Psychoanalysis is different. The analyst is not a teacher in the ordinary sense of the word. She doesn’t presume to know what the patient should do, and she doesn’t ‘interpret’ the patient’s problems. But neither does she allow the patient to continue any way he wants during the session. Analysts ask a range of questions which may or may not seem to relate to one another. As such, their questions don’t necessarily appear to follow a linear or predictable progression of thought. But they are strategic. Analysts take two major steps during a session: they (1) provoke conflicts and antagonisms within the patient’s own thoughts and feelings, disrupting the normally unimpeded operation of the patient’s self-interpretation, in order to (2) open up space for the patient’s own discoveries and interventions. The first part is analysis proper, the breaking apart of stale modes of being. The second is the end of analysis: the patient, now seeing details of the broader structure of the psyche, the functions of desire and language in his life (thanks to the analyst’s strategic questions), is forced to re-collect his thoughts, establish a new Master-Signifier, and therefore gain control of his life, at least temporarily.

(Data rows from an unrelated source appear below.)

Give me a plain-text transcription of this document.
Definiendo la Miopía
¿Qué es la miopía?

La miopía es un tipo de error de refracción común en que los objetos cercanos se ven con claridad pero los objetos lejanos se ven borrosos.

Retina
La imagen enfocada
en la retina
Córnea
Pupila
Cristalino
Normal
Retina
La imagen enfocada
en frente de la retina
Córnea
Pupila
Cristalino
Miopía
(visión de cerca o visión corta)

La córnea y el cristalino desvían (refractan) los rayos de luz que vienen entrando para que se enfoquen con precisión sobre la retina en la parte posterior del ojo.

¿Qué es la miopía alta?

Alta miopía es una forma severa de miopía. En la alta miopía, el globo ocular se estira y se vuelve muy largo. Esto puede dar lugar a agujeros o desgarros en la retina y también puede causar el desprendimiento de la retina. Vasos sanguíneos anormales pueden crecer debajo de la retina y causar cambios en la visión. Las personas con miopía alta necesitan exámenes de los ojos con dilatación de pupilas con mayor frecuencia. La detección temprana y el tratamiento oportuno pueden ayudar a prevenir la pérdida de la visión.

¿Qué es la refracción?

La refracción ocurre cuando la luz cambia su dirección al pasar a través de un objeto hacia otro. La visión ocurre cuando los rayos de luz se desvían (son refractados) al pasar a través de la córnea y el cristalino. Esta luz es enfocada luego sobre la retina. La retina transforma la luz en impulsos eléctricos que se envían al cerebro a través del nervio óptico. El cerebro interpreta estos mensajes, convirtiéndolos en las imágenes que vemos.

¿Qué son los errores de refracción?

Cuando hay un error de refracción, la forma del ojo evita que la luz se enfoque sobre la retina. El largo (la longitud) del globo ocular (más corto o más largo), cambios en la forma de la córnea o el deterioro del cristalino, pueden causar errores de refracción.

The shame of the academy’s obsession with the neurosciences is that they offer us only one piece of the puzzle, yet many believe they show it all. The psyche is complicated. It is irretrievably entangled in social life. But even behavioral therapies miss the point: it’s not simply about my own behavior, but about the functions of society and societal institutions. Theoretical psychoanalysis is the only discipline that seeks to understand, and to develop a universal structure to describe, how the logic of society and the logic of the psyche intertwine. Anthropology studies the logic of particular societies and cultures; sociology studies particular segments of a population, or particular phenomena, such as poverty or status, as they operate at the individual and societal levels; the behavioral sciences, including today’s psychology,  seek to understand the biological and cognitive mechanisms behind behavior, and the way that these mechanisms both affect and are affected by society.

In other words, we are witnessing a time when the mainstream academy has restricted the scope of its inquiry into causes and effects to include only particular societies, particular phenomena, or particular mechanisms. Psychoanalysis, however, employs the broadest possible scope of cause and effect, developing and applying a structure with which to critique – in the clinic or in the academy – all spheres of life; and yet, despite all of this depth and breadth, it remains cogent and effective, providing us with real insights. This isn’t to say it’s immediately clear or easy to understand; but little important knowledge is. Incidentally, because theoretical psychoanalysis takes up the challenge of developing universal, abstract categories and logics, it works well as a philosophical theory; hence the appropriation of psychoanalysis in nineteenth- and twentieth-century continental philosophy.

*Disclaimer and disclosure: I’m not a therapist. I’m also not an authority on this stuff, just a fairly knowledgeable student. I have a B.A. in psychology (and philosophy), with a concentration in neuroscience, and I’ve done extensive lab work in cognitive science at a major research university. I also have extensive personal experience in clinical psychology settings, as a patient.